Willett also noted that other nuts may be equally beneficial--a statement with which the study’s authors concurred.

Other experts, meanwhile, said they fear that consumers will rush out and add walnuts--high in polyunsaturated fat--to their diets, rather than substitute walnuts for other types of fat, as was done in the Loma Linda study. Several recalled the hoopla about oat bran during the 1980s, after studies showed it helped lower cholesterol; the oat bran boom went bust when further studies showed it had only a small cholesterol-lowering effect.

“I have this worry about some guy who just finishes this enormous filet mignon and has a hot fudge sundae and then orders walnuts, saying, ‘This will cover me, this is the magic bullet,’ ” said Dr. William Castelli, director of the Framingham Heart Study. “That’s not what they found in this study. You have to substitute.”

The lead researcher on the Loma Linda study, Dr. Joan Sabate, said he shares those concerns--although he added that even a one-ounce portion of walnuts a day, if substituted for other fats, could reduce the risk of heart attack by 8% to 10%.

Advertisement

“Our study was an experimental situation,” Sabate said at a press conference Wednesday. “I wanted to prove or disprove if walnuts, in fact, lower cholesterol. By no means do I recommend three ounces of walnuts (daily) for the general population.”

The study involved 18 men between the ages of 21 and 43; all were Seventh-day Adventists, who generally avoid smoking and drinking and thus have a lower risk of heart disease. The men were put on tightly controlled diets for 61 days.

After one week during which all the study subjects ate a diet designed to lower cholesterol, the group was split in two. Half the men continued on the same low-cholesterol diet. The other half went on the walnut diet.
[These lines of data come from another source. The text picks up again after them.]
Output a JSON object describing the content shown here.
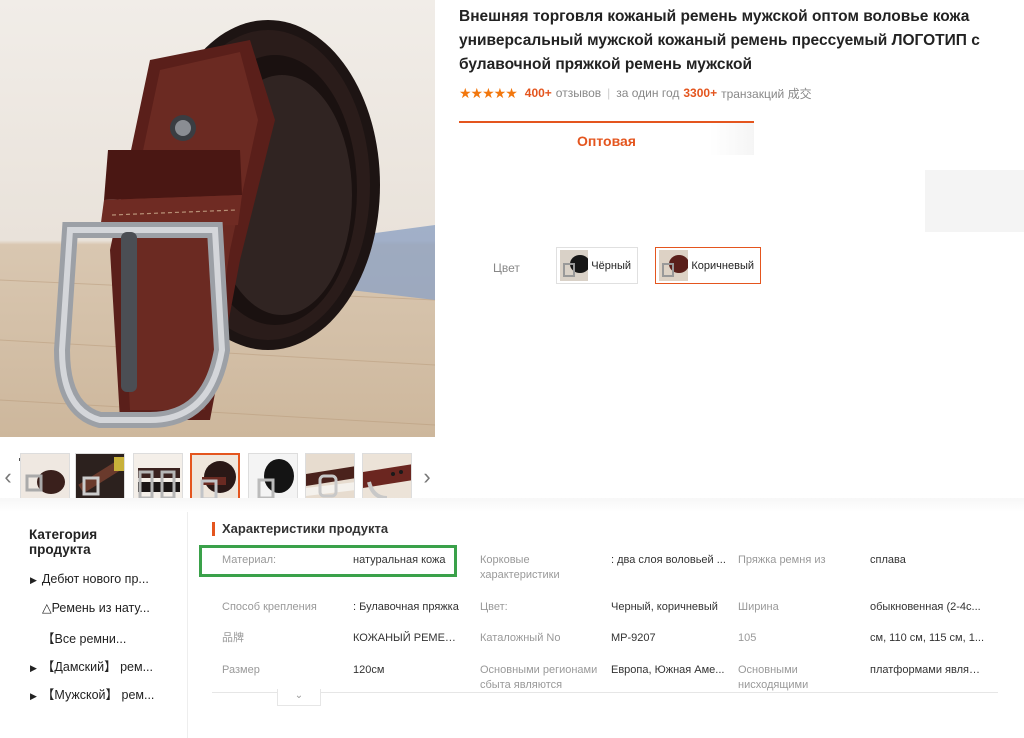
{
  "product": {
    "title": "Внешняя торговля кожаный ремень мужской оптом воловье кожа универсальный мужской кожаный ремень прессуемый ЛОГОТИП с булавочной пряжкой ремень мужской",
    "stars": "★★★★★",
    "reviews_count": "400+",
    "reviews_label": "отзывов",
    "sep": "|",
    "year_label": "за один год",
    "transactions_count": "3300+",
    "transactions_label": "транзакций 成交"
  },
  "tabs": {
    "wholesale": "Оптовая"
  },
  "color": {
    "label": "Цвет",
    "options": [
      {
        "name": "Чёрный",
        "selected": false
      },
      {
        "name": "Коричневый",
        "selected": true
      }
    ]
  },
  "gallery": {
    "prev": "‹",
    "next": "›",
    "thumb_count": 7,
    "active_index": 3
  },
  "sidebar": {
    "title": "Категория продукта",
    "categories": [
      {
        "tri": "▶",
        "label": "Дебют нового пр..."
      },
      {
        "tri": "",
        "label": "△Ремень из нату..."
      },
      {
        "tri": "",
        "label": "【Все ремни..."
      },
      {
        "tri": "▶",
        "label": "【Дамский】 рем..."
      },
      {
        "tri": "▶",
        "label": "【Мужской】 рем..."
      }
    ]
  },
  "specs": {
    "title": "Характеристики продукта",
    "rows": [
      [
        {
          "key": "Материал:",
          "value": "натуральная кожа"
        },
        {
          "key": "Корковые характеристики",
          "value": ": два слоя воловьей ..."
        },
        {
          "key": "Пряжка ремня из",
          "value": "сплава"
        }
      ],
      [
        {
          "key": "Способ крепления",
          "value": ": Булавочная пряжка"
        },
        {
          "key": "Цвет:",
          "value": "Черный, коричневый"
        },
        {
          "key": "Ширина",
          "value": "обыкновенная (2-4с..."
        }
      ],
      [
        {
          "key": "品牌",
          "value": "КОЖАНЫЙ РЕМЕНЬ ..."
        },
        {
          "key": "Каталожный No",
          "value": "MP-9207"
        },
        {
          "key": "105",
          "value": "см, 110 см, 115 см, 1..."
        }
      ],
      [
        {
          "key": "Размер",
          "value": "120см"
        },
        {
          "key": "Основными регионами сбыта являются",
          "value": "Европа, Южная Аме..."
        },
        {
          "key": "Основными нисходящими",
          "value": "платформами являю..."
        }
      ]
    ],
    "expand_icon": "⌄"
  },
  "colors": {
    "accent": "#e4551e",
    "highlight": "#3aa14a",
    "belt_brown": "#5a1f1a"
  }
}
They ate the same diet as the first group, but substituted three ounces of walnuts a day for certain fatty foods, such as potato chips and meat, as well as oils, margarine and butter.

The nuts were served as snacks, mixed in salads and breakfast cereals and cooked in dinner entrees. Walnuts accounted for 55% of the fat, 14% of the protein and 10% of the fiber in the diet.

After four weeks, some members of each group switched diets. When the results were analyzed, the researchers found that while both diets lowered total blood cholesterol levels, the walnut diet accounted for a far more significant drop, the scientists said.

When Sabate and his colleagues set out to investigate the link between nuts and heart disease, they sought funding from several organizations. When the walnut commission agreed to pay for the study, the researchers decided to examine walnuts, although Sabate acknowledged that other nuts may be equally beneficial.

Advertisement

“I’m interested in all kinds of nuts,” Sabate said. “But I can only study one at a time.”

Although one watchdog group criticized the researchers for accepting money from those who had a financial stake in the outcome, it is fairly common for food industry groups to finance studies involving their products. Ethics experts say this is not a conflict of interest, as long as the funding source is disclosed and the money comes with no strings attached.

“Who else is going to fund such studies?” asked Willett, the Harvard researcher.